Un pacchetto rivisto per allargare la “finestra” della i20 N
Andrew Wheatley, direttore sportivo del team, non nasconde che il colpo subito a Monte-Carlo abbia fatto rumore, ma allo stesso tempo rivendica il lavoro svolto durante l’inverno. Hyundai ha investito soprattutto sull’avantreno e sulla trasmissione, con l’obiettivo di rendere la vettura più efficace su superfici a basso grip e meno sensibile alle variazioni di condizioni.
Il concetto chiave è uno solo: allargare la finestra operativa della i20 N Rally1. E in questo senso, secondo Wheatley, i progressi rispetto alla seconda metà del 2025 sono tangibili. La fiducia non è cieca, ma nasce da dati, test e sensazioni raccolte negli ultimi mesi.
Neuville: “Su neve e ghiaia ci sentiamo più a nostro agio”
Se la direzione tecnica parla di sviluppo, i piloti parlano di feeling.

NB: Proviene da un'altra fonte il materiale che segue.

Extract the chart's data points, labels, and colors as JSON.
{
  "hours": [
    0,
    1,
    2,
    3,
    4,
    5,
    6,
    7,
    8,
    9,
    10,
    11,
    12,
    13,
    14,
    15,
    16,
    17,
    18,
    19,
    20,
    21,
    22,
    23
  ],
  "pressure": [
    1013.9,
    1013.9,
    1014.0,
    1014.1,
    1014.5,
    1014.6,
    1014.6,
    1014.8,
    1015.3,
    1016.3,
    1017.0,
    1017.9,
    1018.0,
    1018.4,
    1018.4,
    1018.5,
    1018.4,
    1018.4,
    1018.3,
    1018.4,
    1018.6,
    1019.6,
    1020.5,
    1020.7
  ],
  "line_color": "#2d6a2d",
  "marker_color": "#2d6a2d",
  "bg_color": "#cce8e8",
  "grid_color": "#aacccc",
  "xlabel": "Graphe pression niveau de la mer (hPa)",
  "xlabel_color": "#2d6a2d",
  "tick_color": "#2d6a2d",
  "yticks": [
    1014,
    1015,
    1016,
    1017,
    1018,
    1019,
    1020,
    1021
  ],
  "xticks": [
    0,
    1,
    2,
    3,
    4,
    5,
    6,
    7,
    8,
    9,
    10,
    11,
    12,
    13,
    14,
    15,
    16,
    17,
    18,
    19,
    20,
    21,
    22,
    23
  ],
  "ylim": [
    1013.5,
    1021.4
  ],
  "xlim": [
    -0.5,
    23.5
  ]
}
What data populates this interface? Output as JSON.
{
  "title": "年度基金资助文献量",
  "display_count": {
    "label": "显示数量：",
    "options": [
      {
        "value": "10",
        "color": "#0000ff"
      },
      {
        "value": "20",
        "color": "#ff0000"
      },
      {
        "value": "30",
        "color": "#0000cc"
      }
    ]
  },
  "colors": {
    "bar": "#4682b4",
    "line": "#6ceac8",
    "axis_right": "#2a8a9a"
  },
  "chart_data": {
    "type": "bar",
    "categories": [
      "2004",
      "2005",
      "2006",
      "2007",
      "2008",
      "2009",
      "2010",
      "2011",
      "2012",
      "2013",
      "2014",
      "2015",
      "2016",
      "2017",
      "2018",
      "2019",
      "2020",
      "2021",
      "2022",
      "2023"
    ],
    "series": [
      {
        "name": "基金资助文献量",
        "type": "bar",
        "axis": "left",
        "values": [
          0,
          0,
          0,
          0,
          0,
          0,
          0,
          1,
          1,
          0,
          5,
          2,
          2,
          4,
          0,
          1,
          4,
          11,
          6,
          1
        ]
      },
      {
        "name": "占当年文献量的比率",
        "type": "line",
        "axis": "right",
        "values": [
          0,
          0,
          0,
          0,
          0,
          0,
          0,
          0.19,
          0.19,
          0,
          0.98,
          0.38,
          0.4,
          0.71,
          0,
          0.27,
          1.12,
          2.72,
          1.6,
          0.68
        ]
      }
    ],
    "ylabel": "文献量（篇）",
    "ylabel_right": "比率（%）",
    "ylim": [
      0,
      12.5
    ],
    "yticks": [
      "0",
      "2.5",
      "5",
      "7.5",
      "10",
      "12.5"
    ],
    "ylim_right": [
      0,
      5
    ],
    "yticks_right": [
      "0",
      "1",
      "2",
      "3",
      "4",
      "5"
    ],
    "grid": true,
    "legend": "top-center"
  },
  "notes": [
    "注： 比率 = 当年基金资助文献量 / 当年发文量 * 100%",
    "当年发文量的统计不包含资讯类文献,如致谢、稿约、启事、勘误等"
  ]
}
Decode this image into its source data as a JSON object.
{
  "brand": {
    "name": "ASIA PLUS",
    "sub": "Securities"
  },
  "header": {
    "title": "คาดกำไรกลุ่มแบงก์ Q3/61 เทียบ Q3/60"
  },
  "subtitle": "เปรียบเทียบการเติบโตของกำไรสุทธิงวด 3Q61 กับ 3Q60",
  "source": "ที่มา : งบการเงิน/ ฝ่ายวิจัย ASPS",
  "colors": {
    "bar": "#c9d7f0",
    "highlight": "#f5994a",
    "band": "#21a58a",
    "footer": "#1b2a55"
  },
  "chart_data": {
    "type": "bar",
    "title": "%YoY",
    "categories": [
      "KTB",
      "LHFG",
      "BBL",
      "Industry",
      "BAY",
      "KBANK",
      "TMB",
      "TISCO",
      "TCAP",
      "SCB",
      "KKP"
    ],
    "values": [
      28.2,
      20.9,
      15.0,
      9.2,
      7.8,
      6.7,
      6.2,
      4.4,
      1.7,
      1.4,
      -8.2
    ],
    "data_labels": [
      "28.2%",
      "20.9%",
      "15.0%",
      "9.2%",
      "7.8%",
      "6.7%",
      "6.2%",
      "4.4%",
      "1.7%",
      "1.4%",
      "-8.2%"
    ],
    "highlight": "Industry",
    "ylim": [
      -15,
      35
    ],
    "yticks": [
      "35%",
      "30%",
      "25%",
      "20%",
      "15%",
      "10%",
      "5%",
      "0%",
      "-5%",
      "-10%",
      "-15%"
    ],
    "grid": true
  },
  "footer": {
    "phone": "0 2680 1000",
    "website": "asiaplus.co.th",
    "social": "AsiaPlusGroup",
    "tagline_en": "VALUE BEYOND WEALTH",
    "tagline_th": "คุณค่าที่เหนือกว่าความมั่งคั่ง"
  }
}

Thierry Neuville è convinto che la Svezia possa raccontare una storia diversa rispetto a Monte-Carlo.
La neve, storicamente, ha spesso sorriso alla i20 N e il belga sottolinea come su fondi scorrevoli e omogenei Hyundai riesca a esprimere meglio il proprio potenziale.
Neuville non sottovaluta Toyota – anzi, ne riconosce la solidità – ma guarda a Svezia e Finlandia come a due appuntamenti chiave per misurare davvero i rapporti di forza del 2026. L’obiettivo è chiaro: tornare a giocarsela alla pari, senza dover inseguire.

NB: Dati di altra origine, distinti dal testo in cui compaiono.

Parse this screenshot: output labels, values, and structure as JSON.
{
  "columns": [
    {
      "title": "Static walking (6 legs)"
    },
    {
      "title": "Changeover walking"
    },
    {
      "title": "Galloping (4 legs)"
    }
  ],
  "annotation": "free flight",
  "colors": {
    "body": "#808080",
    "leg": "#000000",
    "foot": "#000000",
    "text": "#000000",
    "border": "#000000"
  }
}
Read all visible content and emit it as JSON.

Lappi, l’uomo giusto nel posto giusto
A rafforzare la fiducia del team c’è anche il ritorno di Esapekka Lappi sulla terza i20 N Rally1. Non una scelta casuale. Lappi è il vincitore del Rally Sweden 2024, conosce la gara, conosce la neve e sa come sfruttare questo tipo di condizioni.

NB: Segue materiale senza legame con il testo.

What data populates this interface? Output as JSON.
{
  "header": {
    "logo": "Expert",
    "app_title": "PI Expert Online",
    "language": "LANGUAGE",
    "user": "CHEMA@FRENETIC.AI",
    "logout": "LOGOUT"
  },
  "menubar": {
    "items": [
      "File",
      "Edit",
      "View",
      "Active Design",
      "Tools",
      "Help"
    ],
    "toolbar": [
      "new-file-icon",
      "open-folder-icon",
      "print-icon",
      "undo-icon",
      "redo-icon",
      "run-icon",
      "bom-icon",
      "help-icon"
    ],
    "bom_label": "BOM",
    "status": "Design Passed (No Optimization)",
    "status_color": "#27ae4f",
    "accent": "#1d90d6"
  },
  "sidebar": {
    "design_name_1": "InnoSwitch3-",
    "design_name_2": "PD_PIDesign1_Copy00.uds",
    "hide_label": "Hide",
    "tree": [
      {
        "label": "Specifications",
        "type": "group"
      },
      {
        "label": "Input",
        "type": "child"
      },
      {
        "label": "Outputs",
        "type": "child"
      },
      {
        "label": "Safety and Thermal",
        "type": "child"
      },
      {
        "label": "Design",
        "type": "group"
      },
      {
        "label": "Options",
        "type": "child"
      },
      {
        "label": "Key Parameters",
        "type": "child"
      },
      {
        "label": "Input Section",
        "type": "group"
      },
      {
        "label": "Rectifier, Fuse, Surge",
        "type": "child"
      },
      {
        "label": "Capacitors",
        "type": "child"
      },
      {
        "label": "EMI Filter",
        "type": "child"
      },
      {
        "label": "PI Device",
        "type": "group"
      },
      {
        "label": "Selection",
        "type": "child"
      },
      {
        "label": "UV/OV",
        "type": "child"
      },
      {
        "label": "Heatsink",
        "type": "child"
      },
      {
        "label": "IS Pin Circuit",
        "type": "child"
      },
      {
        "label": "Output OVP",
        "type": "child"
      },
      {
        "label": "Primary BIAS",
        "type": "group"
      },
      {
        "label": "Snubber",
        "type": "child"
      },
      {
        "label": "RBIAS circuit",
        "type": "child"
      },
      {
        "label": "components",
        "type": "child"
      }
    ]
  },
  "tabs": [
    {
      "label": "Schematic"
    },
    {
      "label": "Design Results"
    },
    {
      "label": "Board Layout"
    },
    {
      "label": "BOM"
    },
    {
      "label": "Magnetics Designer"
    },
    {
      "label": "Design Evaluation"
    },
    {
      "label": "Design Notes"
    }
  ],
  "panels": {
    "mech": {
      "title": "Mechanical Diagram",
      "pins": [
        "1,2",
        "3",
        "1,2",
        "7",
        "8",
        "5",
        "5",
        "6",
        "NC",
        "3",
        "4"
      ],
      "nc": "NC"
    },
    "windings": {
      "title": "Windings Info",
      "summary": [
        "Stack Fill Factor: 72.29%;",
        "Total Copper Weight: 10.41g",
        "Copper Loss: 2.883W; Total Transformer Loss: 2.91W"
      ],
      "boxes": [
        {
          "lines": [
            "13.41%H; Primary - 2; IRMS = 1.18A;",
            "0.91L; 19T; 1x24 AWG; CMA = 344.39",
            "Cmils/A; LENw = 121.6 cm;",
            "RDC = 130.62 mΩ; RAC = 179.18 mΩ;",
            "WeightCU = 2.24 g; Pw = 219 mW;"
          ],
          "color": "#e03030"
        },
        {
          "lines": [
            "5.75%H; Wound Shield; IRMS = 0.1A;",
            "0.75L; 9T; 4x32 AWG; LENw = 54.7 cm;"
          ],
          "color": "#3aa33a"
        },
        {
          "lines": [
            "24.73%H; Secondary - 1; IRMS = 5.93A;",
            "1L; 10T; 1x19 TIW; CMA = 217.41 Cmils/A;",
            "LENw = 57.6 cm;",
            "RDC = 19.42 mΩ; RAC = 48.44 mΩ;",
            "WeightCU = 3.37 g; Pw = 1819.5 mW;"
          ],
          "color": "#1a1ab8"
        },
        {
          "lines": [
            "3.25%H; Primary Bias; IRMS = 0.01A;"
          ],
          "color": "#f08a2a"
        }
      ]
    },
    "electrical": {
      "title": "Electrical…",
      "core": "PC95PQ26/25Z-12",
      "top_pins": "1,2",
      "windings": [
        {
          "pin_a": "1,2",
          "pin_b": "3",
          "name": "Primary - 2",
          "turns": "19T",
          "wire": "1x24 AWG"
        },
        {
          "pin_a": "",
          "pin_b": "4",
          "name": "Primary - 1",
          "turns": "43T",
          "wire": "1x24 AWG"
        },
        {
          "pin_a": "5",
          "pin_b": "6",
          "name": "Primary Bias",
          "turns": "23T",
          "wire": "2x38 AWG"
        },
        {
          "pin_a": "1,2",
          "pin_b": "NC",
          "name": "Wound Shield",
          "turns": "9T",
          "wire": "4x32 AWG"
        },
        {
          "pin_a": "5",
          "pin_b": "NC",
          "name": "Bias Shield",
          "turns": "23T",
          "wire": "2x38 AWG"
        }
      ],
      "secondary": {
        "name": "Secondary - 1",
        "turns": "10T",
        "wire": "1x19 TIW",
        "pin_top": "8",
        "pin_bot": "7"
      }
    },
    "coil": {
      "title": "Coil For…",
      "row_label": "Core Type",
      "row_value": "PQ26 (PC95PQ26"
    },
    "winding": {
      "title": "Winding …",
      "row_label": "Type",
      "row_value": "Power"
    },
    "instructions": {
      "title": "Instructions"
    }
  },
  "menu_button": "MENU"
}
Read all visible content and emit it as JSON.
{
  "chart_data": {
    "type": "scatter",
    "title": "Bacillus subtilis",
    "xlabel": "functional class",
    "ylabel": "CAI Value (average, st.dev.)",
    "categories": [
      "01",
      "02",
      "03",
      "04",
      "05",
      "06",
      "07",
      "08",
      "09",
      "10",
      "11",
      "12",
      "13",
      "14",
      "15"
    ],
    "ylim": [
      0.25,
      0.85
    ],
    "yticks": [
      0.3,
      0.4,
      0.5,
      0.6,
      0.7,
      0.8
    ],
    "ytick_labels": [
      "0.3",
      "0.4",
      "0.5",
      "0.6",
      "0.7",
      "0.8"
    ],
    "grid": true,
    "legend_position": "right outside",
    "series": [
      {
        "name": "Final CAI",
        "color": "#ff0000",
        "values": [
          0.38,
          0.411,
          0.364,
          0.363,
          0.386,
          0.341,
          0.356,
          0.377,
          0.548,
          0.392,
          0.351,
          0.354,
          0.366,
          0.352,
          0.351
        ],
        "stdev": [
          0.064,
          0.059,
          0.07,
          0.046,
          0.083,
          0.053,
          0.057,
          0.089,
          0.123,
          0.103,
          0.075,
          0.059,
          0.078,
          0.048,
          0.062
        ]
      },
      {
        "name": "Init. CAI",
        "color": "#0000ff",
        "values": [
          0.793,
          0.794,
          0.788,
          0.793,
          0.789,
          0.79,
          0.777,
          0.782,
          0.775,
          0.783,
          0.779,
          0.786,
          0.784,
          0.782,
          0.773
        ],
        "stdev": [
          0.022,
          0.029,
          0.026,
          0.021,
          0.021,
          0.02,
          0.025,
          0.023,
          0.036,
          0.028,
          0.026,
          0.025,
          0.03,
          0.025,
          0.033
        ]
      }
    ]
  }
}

Il finlandese arriva da un’intensa preparazione che lo ha visto impegnato anche all’Arctic Lapland Rally, un passaggio quasi obbligato per chi vuole arrivare pronto a Umeå. Il test sulla neve ha dato indicazioni incoraggianti e, soprattutto, ha restituito a Hyundai una certezza: in Svezia la terza vettura non sarà di supporto, ma parte integrante della strategia da podio.
Tre auto, una risposta attesa
Hyundai non parla di rivincita, ma di normalità competitiva. L’obiettivo dichiarato è tornare a schierare tre vetture in grado di lottare nelle posizioni che contano, senza dipendere da circostanze esterne.
Rally Sweden 2026, con le sue strade compatte, le alte velocità e il grip garantito dalle chiodate, rappresenta il terreno ideale per capire se i passi avanti fatti durante l’inverno sono sufficienti.
Toyota resta il riferimento, ma sulla neve il margine potrebbe assottigliarsi. E per Hyundai, questa volta, non si tratta di speranza, ma di convinzione tecnica.